Compare the execution times of your implementations. Also
compare the execution time by varying the tile size (eg when TILE_WIDTH=16 and
TILE_WIDTH=32). Note: In order to obtain stable performance, run the
computation several times and consider the average execution time for
your comparisons.
cuBLAS version : Call on cublasSgemm
function from cuBLAS library to process matrix multiplication has been
made for you. Measures the execution time taking care to exclude the library
initialization time (warmup with 5 sgemm you exclude from the time measurements)
and by taking the average of several runs.
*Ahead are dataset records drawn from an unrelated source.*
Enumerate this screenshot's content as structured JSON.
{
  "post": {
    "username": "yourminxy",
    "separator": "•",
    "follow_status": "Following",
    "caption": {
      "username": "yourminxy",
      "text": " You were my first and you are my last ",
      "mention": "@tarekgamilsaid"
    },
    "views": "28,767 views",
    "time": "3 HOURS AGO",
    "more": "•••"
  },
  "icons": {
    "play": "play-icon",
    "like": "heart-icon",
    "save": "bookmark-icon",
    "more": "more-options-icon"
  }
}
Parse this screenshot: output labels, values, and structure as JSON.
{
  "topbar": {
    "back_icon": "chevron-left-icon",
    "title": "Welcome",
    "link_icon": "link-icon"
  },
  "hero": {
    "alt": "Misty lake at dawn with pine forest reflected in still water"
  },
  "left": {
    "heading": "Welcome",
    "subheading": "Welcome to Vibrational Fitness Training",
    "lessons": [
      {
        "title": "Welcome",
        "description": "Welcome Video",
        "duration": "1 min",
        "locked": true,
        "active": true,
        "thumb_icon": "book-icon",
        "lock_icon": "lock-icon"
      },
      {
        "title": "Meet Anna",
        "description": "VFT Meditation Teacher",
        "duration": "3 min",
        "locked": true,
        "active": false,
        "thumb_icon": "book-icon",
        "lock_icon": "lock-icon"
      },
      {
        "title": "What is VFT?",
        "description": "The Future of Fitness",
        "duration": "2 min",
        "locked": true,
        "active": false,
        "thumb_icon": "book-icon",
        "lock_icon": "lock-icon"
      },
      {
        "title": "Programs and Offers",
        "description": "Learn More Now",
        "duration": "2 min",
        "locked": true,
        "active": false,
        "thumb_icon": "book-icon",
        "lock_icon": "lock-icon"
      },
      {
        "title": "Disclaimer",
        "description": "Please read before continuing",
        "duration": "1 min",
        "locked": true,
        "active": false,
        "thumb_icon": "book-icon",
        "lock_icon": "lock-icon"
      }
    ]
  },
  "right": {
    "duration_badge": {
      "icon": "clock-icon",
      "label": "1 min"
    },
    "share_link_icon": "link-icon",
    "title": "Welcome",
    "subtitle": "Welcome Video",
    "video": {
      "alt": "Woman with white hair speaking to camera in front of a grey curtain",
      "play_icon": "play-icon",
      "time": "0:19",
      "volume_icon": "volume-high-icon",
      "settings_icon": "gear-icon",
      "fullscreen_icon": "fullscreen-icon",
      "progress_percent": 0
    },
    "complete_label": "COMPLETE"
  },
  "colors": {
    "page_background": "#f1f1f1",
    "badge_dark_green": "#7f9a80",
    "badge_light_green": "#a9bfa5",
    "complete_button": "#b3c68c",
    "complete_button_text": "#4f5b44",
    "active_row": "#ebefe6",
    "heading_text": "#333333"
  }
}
Compare the execution times obtained with those of the algorithms you wrote.
Back to MPI : Mandelbrot In EasyPAP
NOTE : do not forget to load MPICH environment if you are using the
3A401 room.
EasyPAP makes an easy use of MPI by relieving you of calls to MPI_Init()/MPI_Finalize(), Makefile and to mpirun. To give parameters to the mpirun command, use the option -mpi followed by a string describing them. Note the debugging option -d M to display a window for each process. ./run -k mandel -v variante_mpi -mpi "-np 4" -d
All the processes attend to the computation. After its own one, the master process receives the data computed by the other processes and displays the result. The computation is performed in the mandel_compute_mpi() procedure. Communication is carried out by the mandel_refresh_img_mpi() function, which is called automatically by EasyPAP before each display.
Implement the MPI variant by integrating and completing the following code in
mandel.c.
In a first step, you can test the program without having completed the function
mandel_refresh_img_mpi() function. In this case, the processes
calculate their sub-image area independently, without
synchronisation. You can visually check that each process is
calculating its pixel area.
#ifdef MPI
static int rank, size;
void mandel_init_mpi ()
{
easypap_check_mpi (); // check if MPI was correctly configured
// TODO init rank and size
mandel_init ();
}
static int rankTop (int rank)
{
return 0; // index of the first line to be processed by rank
}
static int rankSize (int rank)
{
return 0; // number of lines to be computed by the process rank
}
void mandel_refresh_img_mpi ()
{
// master receives data
// others send the data
// &cur_img(line,0) is the address of a line in the image
}
////////// MPI basic variant
// Suggested cmdline:
// ./run -k mandel -v mpi -mpi "-np 4" -d M
unsigned mandel_compute_mpi (unsigned nb_iter)
{
for (unsigned it = 1; it <= nb_iter; it++) {
do_tile (0, rankTop (rank), DIM, rankSize (rank), 0);
zoom ();
}
return 0;
}
#endif
Using a tiled version parallelized with OpenMP, write a
variant mandel_compute_mpi_omp(). Also write the functions
mandel_init_mpi_omp() and mandel_refresh_img_mpi_omp().
Replace point-to-point communication by collective
communication (gather here) in mandel_refresh_img_mpi(). Compare the
execution times obtained with the point-to-point version.